From 9e60fa33866bf26bddd66d9e9830bd23dca3c77d Mon Sep 17 00:00:00 2001
From: bigning <ning.wang@databricks.com>
Date: Wed, 14 Feb 2024 09:33:55 -0800
Subject: [PATCH 19/19] [EASY] Always log 1st batch when resuming training 
 (#3009)

* logging 1st batch regardless

* comments
---
 composer/loggers/console_logger.py | 4 ++--
 1 file changed, 2 insertions(+), 2 deletions(-)

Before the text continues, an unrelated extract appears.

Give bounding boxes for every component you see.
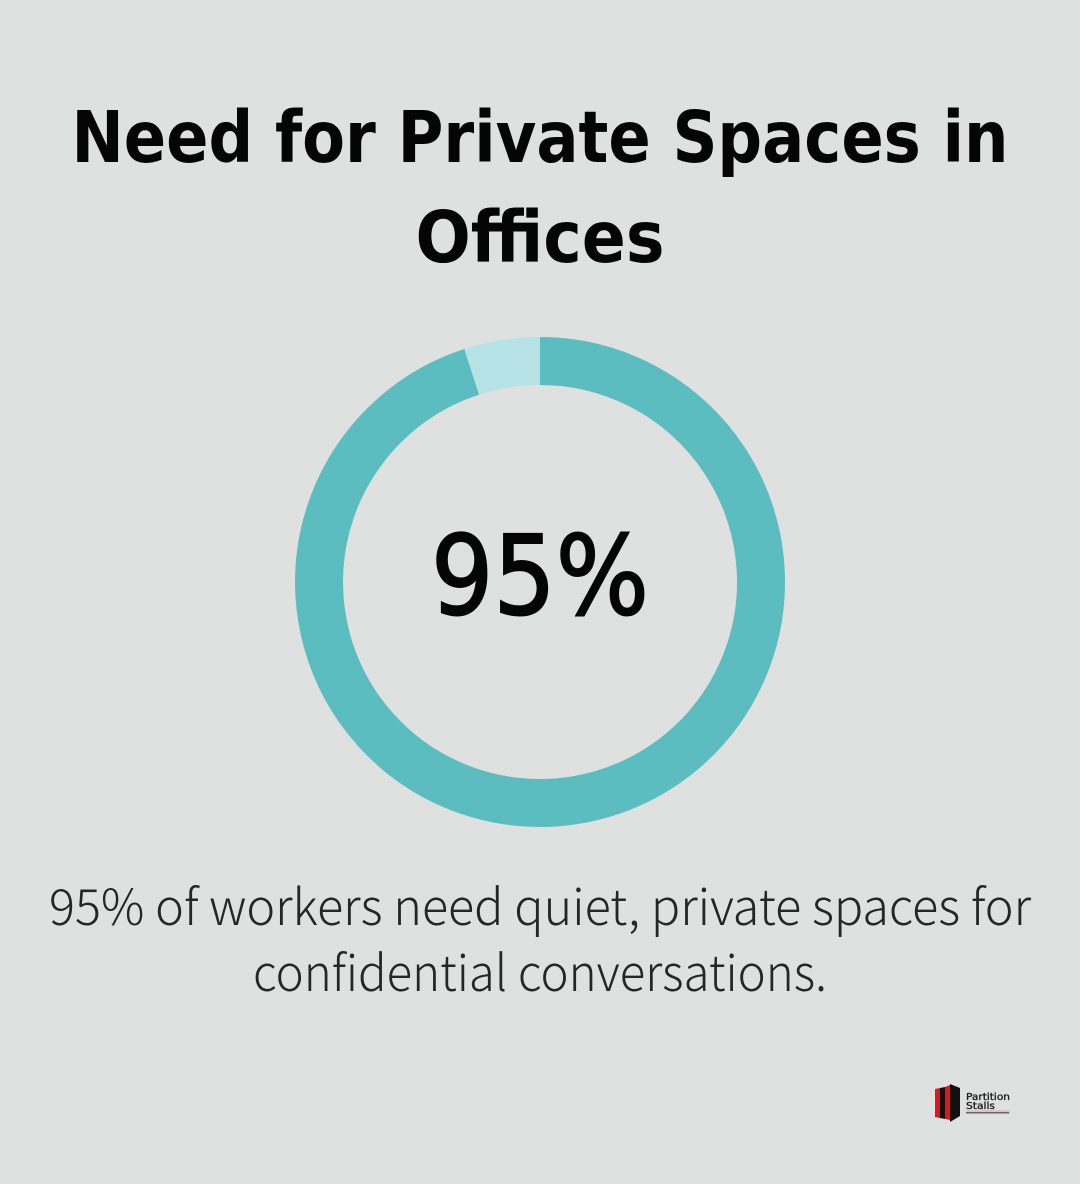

diff --git a/composer/loggers/console_logger.py b/composer/loggers/console_logger.py
index 4e6fc8a3d8..8cfd470b02 100644
--- a/composer/loggers/console_logger.py
+++ b/composer/loggers/console_logger.py
@@ -109,7 +109,7 @@ def epoch_end(self, state: State, logger: Logger) -> None:
         cur_epoch = int(state.timestamp.epoch)  # epoch gets incremented right before EPOCH_END
         unit = self.log_interval.unit
 
-        if unit == TimeUnit.EPOCH and (cur_epoch % int(self.log_interval) == 0 or cur_epoch == 1):
+        if unit == TimeUnit.EPOCH and (cur_epoch % int(self.log_interval) == 0 or self.last_logged_batch == 0):
             self.log_to_console(self.logged_metrics, prefix='Train ', state=state)
             self.last_logged_batch = int(state.timestamp.batch)
             self.logged_metrics = {}  # Clear logged metrics.
@@ -117,7 +117,7 @@ def epoch_end(self, state: State, logger: Logger) -> None:
     def batch_end(self, state: State, logger: Logger) -> None:
         cur_batch = int(state.timestamp.batch)
         unit = self.log_interval.unit
-        if unit == TimeUnit.BATCH and (cur_batch % int(self.log_interval) == 0 or cur_batch == 1):
+        if unit == TimeUnit.BATCH and (cur_batch % int(self.log_interval) == 0 or self.last_logged_batch == 0):
             self.log_to_console(self.logged_metrics, prefix='Train ', state=state)
             self.last_logged_batch = cur_batch
             self.logged_metrics = {}  # Clear logged metrics.